Williams estimates that the grocery distribution program was handing out about 200 to 250 bags per day at the beginning of March. Now that number is closer to 1,400 per day, with volunteers fanning out around the city for pop-up distributions and going door-to-door in places like senior centers. A local restaurant chain, Clyde’s Restaurant Group, has pledged to provide around 700 hot meals per day, with Martha’s Table handling the distribution.
“Right now is one of those times when everyone is coming together,” Williams said. “At the moment, it’s all about food. People need food, and they need it every day.”
Andrea Phillips, an unemployed 31-year-old mother, had been a regular visitor to the in-house vegetable market at Martha’s Table. Now she tracks where the food distribution tables will be set up around the ward each day and shows up early to receive her bag. “When you’re on a budget like mine, you can usually find food. But the really hard part is eating healthy. Some other food charities try to give you cookies and soda,” she said.
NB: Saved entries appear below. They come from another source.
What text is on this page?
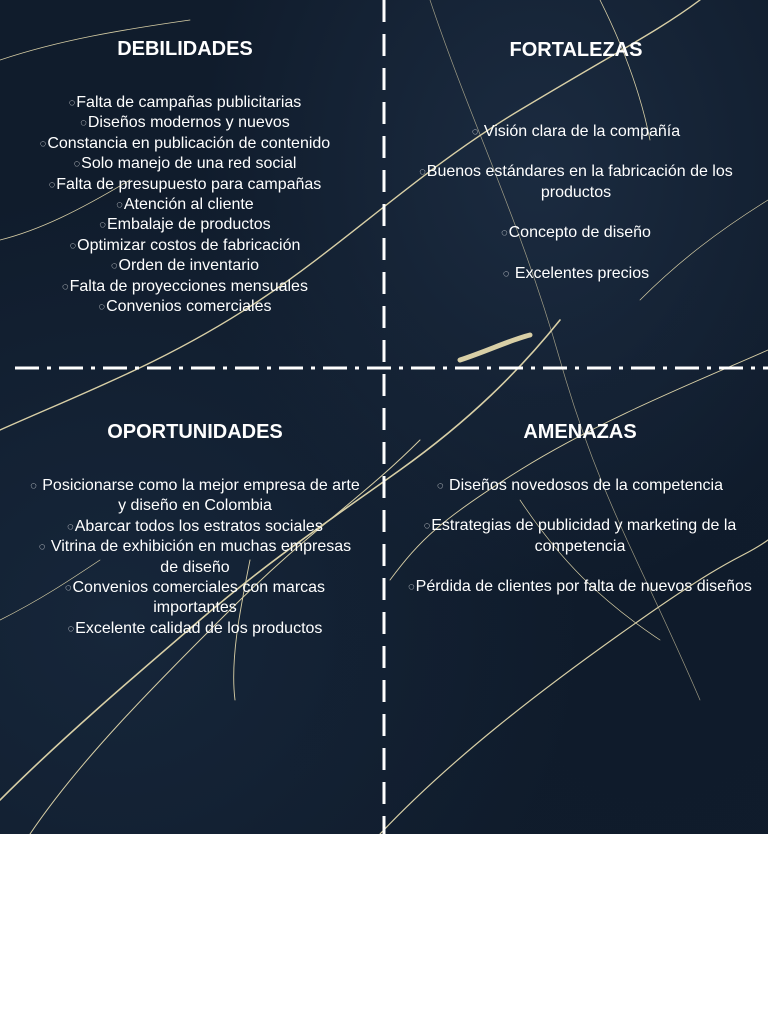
DEBILIDADES
◌Falta de campañas publicitarias
◌Diseños modernos y nuevos
◌Constancia en publicación de contenido
◌Solo manejo de una red social
◌Falta de presupuesto para campañas
◌Atención al cliente
◌Embalaje de productos
◌Optimizar costos de fabricación
◌Orden de inventario
◌Falta de proyecciones mensuales
◌Convenios comerciales
FORTALEZAS
◌ Visión clara de la compañía
◌Buenos estándares en la fabricación de los productos
◌Concepto de diseño
◌ Excelentes precios
OPORTUNIDADES
◌ Posicionarse como la mejor empresa de arte y diseño en Colombia
◌Abarcar todos los estratos sociales
◌ Vitrina de exhibición en muchas empresas de diseño
◌Convenios comerciales con marcas importantes
◌Excelente calidad de los productos
AMENAZAS
◌ Diseños novedosos de la competencia
◌Estrategias de publicidad y marketing de la competencia
◌Pérdida de clientes por falta de nuevos diseños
At the food stops, volunteers, all wearing masks, work to keep the mood light while making a point of demonstrating social distancing guidelines for the uninitiated. Elbow bumps have replaced handshakes, hugs and high-fives. At one stop, a female volunteer has to physically push away a man who is crowding too close to the van.
White, the Ward 8 councilman, arrives wearing a full-body white coverall used by painters. He’s fresh from a set of community rounds that included personally dispersing a set of youths hanging out too close together on a street corner.
“Our greatest need right now is unity,” White said. “God told us to feed his sheep. That’s part of what we’re doing here today.”